Unlike the day for the aged, Grandchildren’s Day is no government-authorized national holiday. It is the work of the Japan Department Stores Association. After its members agreed it would be a good idea, it registered the “holiday” with the Saku, Nagano Prefecture-based volunteer organization for a 50,000 yen fee.

And with the first Grandchildren’s Day approaching Sunday, department stores are, as one store official put it, “discreetly expectant” that it will provide a boost to what have been sluggish sales.

Indeed, the holiday gift market is something to be reckoned with, said Kiyoshi Kase, president of the anniversary association, which registers and promotes holidays.

Among the various gift-
giving holidays, Christmas is by far the most lucrative, worth 700 billion yen, followed by Valentine’s Day at 135 billion yen and Mother’s Day at 130 billion yen, according to estimates by his association.

For Grandchildren’s Day, the prospects are as yet unclear. “This is the first time, and it’s hard to estimate. But I would say it will become a market worth 10 billion yen in three to five years,” Kase said.
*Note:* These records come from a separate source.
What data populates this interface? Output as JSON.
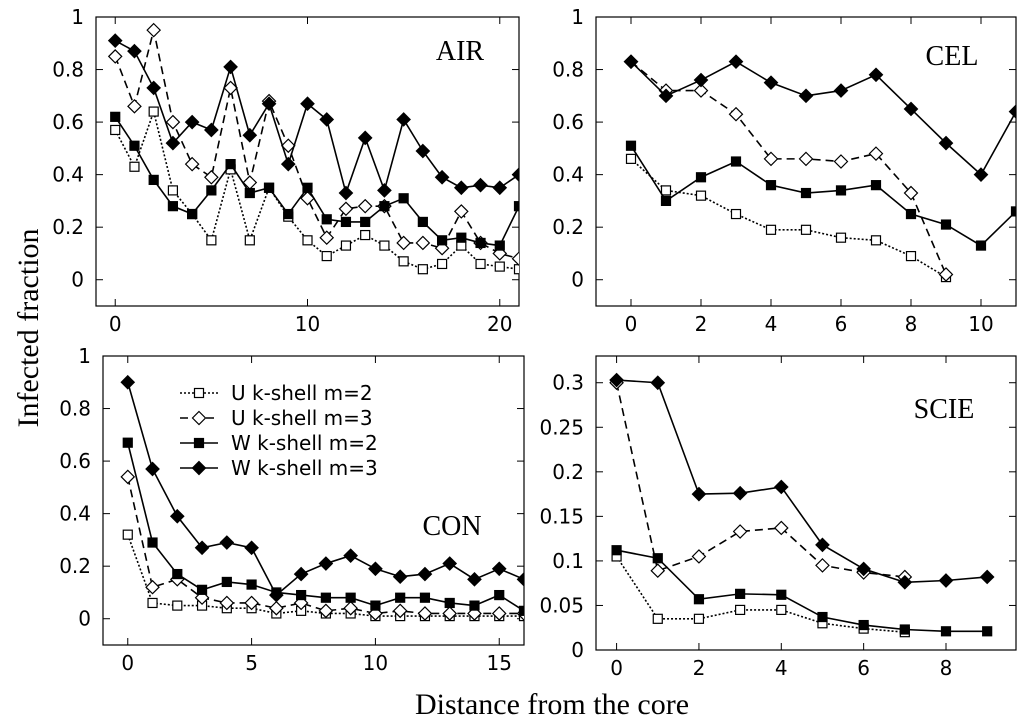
{
  "figure": {
    "ylabel": "Infected fraction",
    "xlabel": "Distance from the core"
  },
  "legend": [
    {
      "label": "U  k-shell m=2",
      "series": 0
    },
    {
      "label": "U  k-shell m=3",
      "series": 1
    },
    {
      "label": "W  k-shell m=2",
      "series": 2
    },
    {
      "label": "W  k-shell m=3",
      "series": 3
    }
  ],
  "series_styles": [
    {
      "marker": "square",
      "fill": "#ffffff",
      "dash": "2,2",
      "label": "U  k-shell m=2"
    },
    {
      "marker": "diamond",
      "fill": "#ffffff",
      "dash": "8,5",
      "label": "U  k-shell m=3"
    },
    {
      "marker": "square",
      "fill": "#000000",
      "dash": "",
      "label": "W  k-shell m=2"
    },
    {
      "marker": "diamond",
      "fill": "#000000",
      "dash": "",
      "label": "W  k-shell m=3"
    }
  ],
  "chart_data": [
    {
      "type": "line",
      "title": "AIR",
      "xlim": [
        -1,
        21
      ],
      "ylim": [
        -0.1,
        1
      ],
      "xticks": [
        0,
        10,
        20
      ],
      "xtick_labels": [
        "0",
        "10",
        "20"
      ],
      "yticks": [
        0,
        0.2,
        0.4,
        0.6,
        0.8,
        1
      ],
      "ytick_labels": [
        "0",
        "0.2",
        "0.4",
        "0.6",
        "0.8",
        "1"
      ],
      "series": [
        {
          "x": [
            0,
            1,
            2,
            3,
            4,
            5,
            6,
            7,
            8,
            9,
            10,
            11,
            12,
            13,
            14,
            15,
            16,
            17,
            18,
            19,
            20,
            21
          ],
          "values": [
            0.57,
            0.43,
            0.64,
            0.34,
            0.25,
            0.15,
            0.42,
            0.15,
            0.35,
            0.24,
            0.15,
            0.09,
            0.13,
            0.17,
            0.13,
            0.07,
            0.04,
            0.06,
            0.13,
            0.06,
            0.05,
            0.04
          ]
        },
        {
          "x": [
            0,
            1,
            2,
            3,
            4,
            5,
            6,
            7,
            8,
            9,
            10,
            11,
            12,
            13,
            14,
            15,
            16,
            17,
            18,
            19,
            20,
            21
          ],
          "values": [
            0.85,
            0.66,
            0.95,
            0.6,
            0.44,
            0.39,
            0.73,
            0.37,
            0.68,
            0.51,
            0.31,
            0.16,
            0.27,
            0.28,
            0.28,
            0.14,
            0.14,
            0.12,
            0.26,
            0.14,
            0.1,
            0.08
          ]
        },
        {
          "x": [
            0,
            1,
            2,
            3,
            4,
            5,
            6,
            7,
            8,
            9,
            10,
            11,
            12,
            13,
            14,
            15,
            16,
            17,
            18,
            19,
            20,
            21
          ],
          "values": [
            0.62,
            0.51,
            0.38,
            0.28,
            0.25,
            0.34,
            0.44,
            0.33,
            0.35,
            0.25,
            0.35,
            0.23,
            0.22,
            0.22,
            0.28,
            0.31,
            0.22,
            0.15,
            0.16,
            0.14,
            0.13,
            0.28
          ]
        },
        {
          "x": [
            0,
            1,
            2,
            3,
            4,
            5,
            6,
            7,
            8,
            9,
            10,
            11,
            12,
            13,
            14,
            15,
            16,
            17,
            18,
            19,
            20,
            21
          ],
          "values": [
            0.91,
            0.87,
            0.73,
            0.52,
            0.6,
            0.57,
            0.81,
            0.55,
            0.67,
            0.44,
            0.67,
            0.61,
            0.33,
            0.54,
            0.34,
            0.61,
            0.49,
            0.39,
            0.35,
            0.36,
            0.35,
            0.4
          ]
        }
      ]
    },
    {
      "type": "line",
      "title": "CEL",
      "xlim": [
        -1,
        11
      ],
      "ylim": [
        -0.1,
        1
      ],
      "xticks": [
        0,
        2,
        4,
        6,
        8,
        10
      ],
      "xtick_labels": [
        "0",
        "2",
        "4",
        "6",
        "8",
        "10"
      ],
      "yticks": [
        0,
        0.2,
        0.4,
        0.6,
        0.8,
        1
      ],
      "ytick_labels": [
        "0",
        "0.2",
        "0.4",
        "0.6",
        "0.8",
        "1"
      ],
      "series": [
        {
          "x": [
            0,
            1,
            2,
            3,
            4,
            5,
            6,
            7,
            8,
            9
          ],
          "values": [
            0.46,
            0.34,
            0.32,
            0.25,
            0.19,
            0.19,
            0.16,
            0.15,
            0.09,
            0.01
          ]
        },
        {
          "x": [
            0,
            1,
            2,
            3,
            4,
            5,
            6,
            7,
            8,
            9
          ],
          "values": [
            0.83,
            0.72,
            0.72,
            0.63,
            0.46,
            0.46,
            0.45,
            0.48,
            0.33,
            0.02
          ]
        },
        {
          "x": [
            0,
            1,
            2,
            3,
            4,
            5,
            6,
            7,
            8,
            9,
            10,
            11
          ],
          "values": [
            0.51,
            0.3,
            0.39,
            0.45,
            0.36,
            0.33,
            0.34,
            0.36,
            0.25,
            0.21,
            0.13,
            0.26
          ]
        },
        {
          "x": [
            0,
            1,
            2,
            3,
            4,
            5,
            6,
            7,
            8,
            9,
            10,
            11
          ],
          "values": [
            0.83,
            0.7,
            0.76,
            0.83,
            0.75,
            0.7,
            0.72,
            0.78,
            0.65,
            0.52,
            0.4,
            0.64
          ]
        }
      ]
    },
    {
      "type": "line",
      "title": "CON",
      "xlim": [
        -1,
        16
      ],
      "ylim": [
        -0.1,
        1
      ],
      "xticks": [
        0,
        5,
        10,
        15
      ],
      "xtick_labels": [
        "0",
        "5",
        "10",
        "15"
      ],
      "yticks": [
        0,
        0.2,
        0.4,
        0.6,
        0.8,
        1
      ],
      "ytick_labels": [
        "0",
        "0.2",
        "0.4",
        "0.6",
        "0.8",
        "1"
      ],
      "series": [
        {
          "x": [
            0,
            1,
            2,
            3,
            4,
            5,
            6,
            7,
            8,
            9,
            10,
            11,
            12,
            13,
            14,
            15,
            16
          ],
          "values": [
            0.32,
            0.06,
            0.05,
            0.05,
            0.04,
            0.04,
            0.02,
            0.03,
            0.02,
            0.02,
            0.01,
            0.01,
            0.01,
            0.01,
            0.01,
            0.01,
            0.01
          ]
        },
        {
          "x": [
            0,
            1,
            2,
            3,
            4,
            5,
            6,
            7,
            8,
            9,
            10,
            11,
            12,
            13,
            14,
            15,
            16
          ],
          "values": [
            0.54,
            0.12,
            0.15,
            0.08,
            0.06,
            0.06,
            0.04,
            0.06,
            0.03,
            0.04,
            0.02,
            0.03,
            0.02,
            0.02,
            0.02,
            0.02,
            0.02
          ]
        },
        {
          "x": [
            0,
            1,
            2,
            3,
            4,
            5,
            6,
            7,
            8,
            9,
            10,
            11,
            12,
            13,
            14,
            15,
            16
          ],
          "values": [
            0.67,
            0.29,
            0.17,
            0.11,
            0.14,
            0.13,
            0.1,
            0.09,
            0.08,
            0.08,
            0.05,
            0.08,
            0.08,
            0.06,
            0.05,
            0.09,
            0.03
          ]
        },
        {
          "x": [
            0,
            1,
            2,
            3,
            4,
            5,
            6,
            7,
            8,
            9,
            10,
            11,
            12,
            13,
            14,
            15,
            16
          ],
          "values": [
            0.9,
            0.57,
            0.39,
            0.27,
            0.29,
            0.27,
            0.09,
            0.17,
            0.21,
            0.24,
            0.19,
            0.16,
            0.17,
            0.21,
            0.15,
            0.19,
            0.15
          ]
        }
      ]
    },
    {
      "type": "line",
      "title": "SCIE",
      "xlim": [
        -0.5,
        9.7
      ],
      "ylim": [
        0,
        0.33
      ],
      "xticks": [
        0,
        2,
        4,
        6,
        8
      ],
      "xtick_labels": [
        "0",
        "2",
        "4",
        "6",
        "8"
      ],
      "yticks": [
        0,
        0.05,
        0.1,
        0.15,
        0.2,
        0.25,
        0.3
      ],
      "ytick_labels": [
        "0",
        "0.05",
        "0.1",
        "0.15",
        "0.2",
        "0.25",
        "0.3"
      ],
      "series": [
        {
          "x": [
            0,
            1,
            2,
            3,
            4,
            5,
            6,
            7
          ],
          "values": [
            0.105,
            0.035,
            0.035,
            0.045,
            0.045,
            0.03,
            0.024,
            0.02
          ]
        },
        {
          "x": [
            0,
            1,
            2,
            3,
            4,
            5,
            6,
            7
          ],
          "values": [
            0.3,
            0.089,
            0.105,
            0.133,
            0.137,
            0.095,
            0.087,
            0.082
          ]
        },
        {
          "x": [
            0,
            1,
            2,
            3,
            4,
            5,
            6,
            7,
            8,
            9
          ],
          "values": [
            0.112,
            0.103,
            0.057,
            0.063,
            0.062,
            0.037,
            0.028,
            0.023,
            0.021,
            0.021
          ]
        },
        {
          "x": [
            0,
            1,
            2,
            3,
            4,
            5,
            6,
            7,
            8,
            9
          ],
          "values": [
            0.303,
            0.3,
            0.175,
            0.176,
            0.183,
            0.118,
            0.091,
            0.076,
            0.078,
            0.082
          ]
        }
      ]
    }
  ]
}
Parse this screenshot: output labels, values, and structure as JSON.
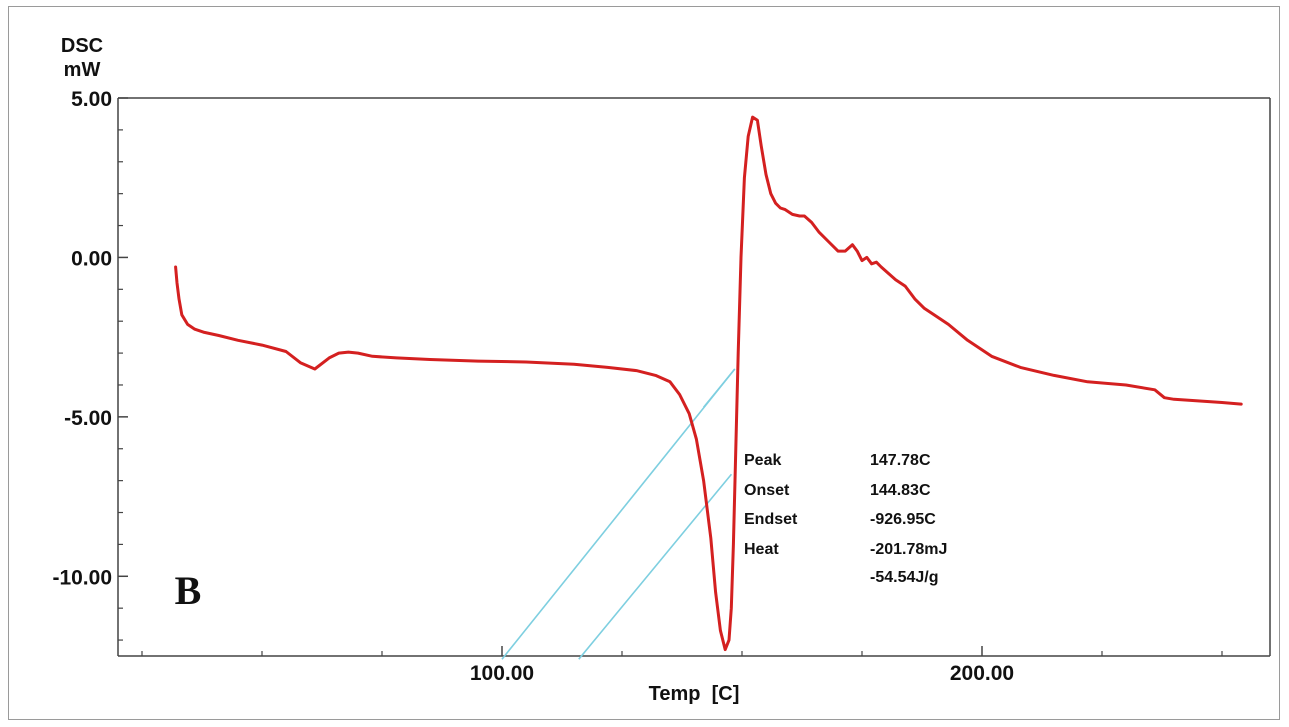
{
  "chart_data": {
    "type": "line",
    "title": "",
    "xlabel": "Temp  [C]",
    "ylabel": "DSC",
    "yunit": "mW",
    "panel_label": "B",
    "xlim": [
      20,
      260
    ],
    "ylim": [
      -12.5,
      5.0
    ],
    "x_ticks": [
      100.0,
      200.0
    ],
    "x_tick_labels": [
      "100.00",
      "200.00"
    ],
    "y_ticks": [
      5.0,
      0.0,
      -5.0,
      -10.0
    ],
    "y_tick_labels": [
      "5.00",
      "0.00",
      "-5.00",
      "-10.00"
    ],
    "grid": false,
    "colors": {
      "curve": "#d42020",
      "baseline": "#7ecfe0"
    },
    "series": [
      {
        "values_x": [
          32.0,
          32.3,
          32.7,
          33.3,
          34.5,
          36.0,
          38.0,
          41.0,
          45.0,
          50.0,
          55.0,
          58.0,
          61.0,
          64.0,
          66.0,
          68.0,
          70.0,
          73.0,
          78.0,
          85.0,
          95.0,
          105.0,
          115.0,
          122.0,
          128.0,
          132.0,
          135.0,
          137.0,
          139.0,
          140.5,
          142.0,
          143.5,
          144.5,
          145.5,
          146.5,
          147.3,
          147.78,
          148.2,
          148.7,
          149.2,
          149.8,
          150.5,
          151.3,
          152.2,
          153.2,
          154.0,
          155.0,
          156.0,
          157.0,
          158.0,
          159.0,
          160.5,
          162.0,
          163.0,
          164.5,
          166.0,
          168.0,
          170.0,
          171.5,
          173.0,
          174.0,
          175.0,
          176.0,
          177.0,
          178.0,
          179.0,
          180.5,
          182.0,
          184.0,
          186.0,
          188.0,
          190.0,
          193.0,
          197.0,
          202.0,
          208.0,
          215.0,
          222.0,
          230.0,
          236.0,
          238.0,
          240.0,
          245.0,
          250.0,
          254.0
        ],
        "values_y": [
          -0.3,
          -0.8,
          -1.3,
          -1.8,
          -2.1,
          -2.25,
          -2.35,
          -2.45,
          -2.6,
          -2.75,
          -2.95,
          -3.3,
          -3.5,
          -3.15,
          -3.0,
          -2.97,
          -3.0,
          -3.1,
          -3.15,
          -3.2,
          -3.25,
          -3.28,
          -3.35,
          -3.45,
          -3.55,
          -3.7,
          -3.9,
          -4.3,
          -4.9,
          -5.7,
          -7.0,
          -8.8,
          -10.5,
          -11.7,
          -12.3,
          -12.0,
          -11.0,
          -9.0,
          -6.0,
          -3.0,
          0.0,
          2.5,
          3.8,
          4.4,
          4.3,
          3.5,
          2.6,
          2.0,
          1.7,
          1.55,
          1.5,
          1.35,
          1.3,
          1.3,
          1.1,
          0.8,
          0.5,
          0.2,
          0.2,
          0.4,
          0.2,
          -0.1,
          0.0,
          -0.2,
          -0.15,
          -0.3,
          -0.5,
          -0.7,
          -0.9,
          -1.3,
          -1.6,
          -1.8,
          -2.1,
          -2.6,
          -3.1,
          -3.45,
          -3.7,
          -3.9,
          -4.0,
          -4.15,
          -4.4,
          -4.45,
          -4.5,
          -4.55,
          -4.6
        ]
      }
    ],
    "baselines": [
      {
        "x": [
          100.0,
          148.5
        ],
        "y": [
          -12.6,
          -3.5
        ]
      },
      {
        "x": [
          116.0,
          147.8
        ],
        "y": [
          -12.6,
          -6.8
        ]
      },
      {
        "x": [
          142.0,
          148.5
        ],
        "y": [
          -4.7,
          -3.5
        ]
      }
    ],
    "annotation": {
      "rows": [
        {
          "label": "Peak",
          "value": "147.78C"
        },
        {
          "label": "Onset",
          "value": "144.83C"
        },
        {
          "label": "Endset",
          "value": "-926.95C"
        },
        {
          "label": "Heat",
          "value": "-201.78mJ"
        },
        {
          "label": "",
          "value": "-54.54J/g"
        }
      ]
    }
  }
}
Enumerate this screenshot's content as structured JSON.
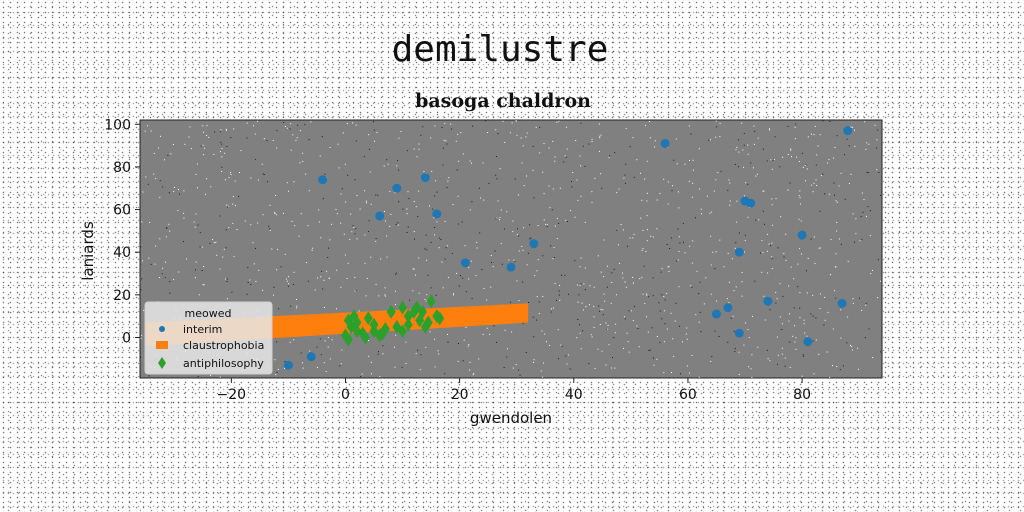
{
  "figure": {
    "suptitle": "demilustre"
  },
  "chart_data": {
    "type": "scatter",
    "title": "basoga chaldron",
    "xlabel": "gwendolen",
    "ylabel": "laniards",
    "xlim": [
      -36,
      94
    ],
    "ylim": [
      -19,
      102
    ],
    "xticks": [
      -20,
      0,
      20,
      40,
      60,
      80
    ],
    "xtick_labels": [
      "−20",
      "0",
      "20",
      "40",
      "60",
      "80"
    ],
    "yticks": [
      0,
      20,
      40,
      60,
      80,
      100
    ],
    "ytick_labels": [
      "0",
      "20",
      "40",
      "60",
      "80",
      "100"
    ],
    "grid": false,
    "legend": {
      "title": "meowed",
      "placement": "lower-left"
    },
    "plot_background": "#808080",
    "series": [
      {
        "name": "interim",
        "kind": "scatter",
        "marker": "circle",
        "color": "#1f77b4",
        "x": [
          88,
          56,
          -4,
          9,
          14,
          6,
          16,
          21,
          29,
          33,
          70,
          71,
          80,
          69,
          74,
          87,
          65,
          67,
          69,
          81,
          -6,
          -10
        ],
        "y": [
          97,
          91,
          74,
          70,
          75,
          57,
          58,
          35,
          33,
          44,
          64,
          63,
          48,
          40,
          17,
          16,
          11,
          14,
          2,
          -2,
          -9,
          -13
        ]
      },
      {
        "name": "claustrophobia",
        "kind": "band",
        "marker": "square",
        "color": "#ff7f0e",
        "x": [
          -35,
          32
        ],
        "lower": [
          -4,
          7
        ],
        "upper": [
          7,
          16
        ]
      },
      {
        "name": "antiphilosophy",
        "kind": "scatter",
        "marker": "diamond",
        "color": "#2ca02c",
        "x": [
          0,
          0.5,
          1,
          2,
          3,
          4,
          5,
          6,
          7,
          9,
          10,
          11,
          12,
          13,
          14,
          15,
          16,
          0.5,
          2,
          3.5,
          5,
          8,
          11,
          12.5,
          14.5,
          16.5,
          10,
          6.5,
          1.5,
          13.5
        ],
        "y": [
          1,
          8,
          5,
          3,
          2,
          9,
          6,
          1,
          4,
          5,
          14,
          10,
          12,
          8,
          5,
          17,
          10,
          -1,
          7,
          0,
          3,
          12,
          6,
          14,
          7,
          9,
          3,
          2,
          10,
          12
        ]
      }
    ]
  }
}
Of the some 800 specially recognized days in Japan each year, some 120 have been registered with the association since its establishment in April 1994. Grandchildren’s Day, registered in late August, has been attracting substantial attention, Kase claimed.

“I’ve been receiving a number of inquiries, not only from the media but from various business concerns ranging from toy makers and family restaurants to child-seat makers,” he said. “If they promote it cleverly, Grandchildren’s Day will penetrate (society) and win people’s recognition.”

Needless to say, business concerns promoting this newly created holiday seem to be eyeing the purses of the affluent elderly. Of the 1.2 quadrillion yen in assets held by Japanese individuals, some 600 trillion yen is said to belong to those aged 60 or over.

That aspect of the holiday, however, is something department stores want to keep veiled from customers.

“We’ve been having some negative responses from our customers,” said Takeshi Inoue, Isetan Co.’s general manager for public relations who also heads the JDSA’s committee for promoting Grandchildren’s Day.

“Some complain that we should be more considerate of the feelings of elderly people who do not have grandchildren, or those who are not affluent,” he said. “We cannot afford to ignore those voices.”

Thus, sales promotions have been mostly subdued, marking a striking contrast with those for Christmas and Valentine’s Day.

Some stores, including Seibu Department Store in Ikebukuro, Tokyo, have set up a corner displaying recommended gifts. Most, however, are simply putting up posters and so-called POP, point-of-purchase advertising stands, informing customers about the holiday and keeping their shop layout otherwise intact.

Greater focus is meanwhile being placed on events rather than sales. Some stores, for instance, are offering photo shoots for three-generation families, classes on creating and using old toys such as stilts, or displays on the differences between the lives of today’s children and their grandparent’s childhoods.

“It’s no good if we get too eager to sell. Instead, we hope to make this new holiday an opportunity for children to communicate with their grandparents,” stressed Yasushi Kanai, spokesman for Tobu Department Store.

Takaharu Masuno, general manager for promotions at Mitsukoshi’s flagship store in Tokyo’s Nihonbashi, agreed.

“Presenting holidays well can be an important way of attracting customers, and this is an area where we, department stores, should have an edge (over supermarkets or discount specialty stores)” he said. “If we manage to attract customers, I’m sure they will spend without any urging.”

For the first Grandchildren’s Day, department store officials aren’t expecting dramatic sales, but they are quite hopeful about the longer-term prospects.

Inquiries from other industries are a positive sign the holiday will achieve general acceptance in the future.

Riding on the move by department stores, Miki House, which specializes in children’s clothing, is inviting submissions of stories, photos or other forms of memories with grandchildren for publication in its monthly magazine LOVE.

Confectioners such as Fujiya and Cozy Corner will meanwhile display Grandchildren’s Day posters.

“For this year, we didn’t have much time for preparation,” Inoue of Isetan said. “We regard this year as the stage for letting people know about the new holiday.

“When Isetan began selling Valentine’s Day chocolates back in 1958 — the first such move by a Japanese department store — we sold only three pieces. And you know what it’s like today.”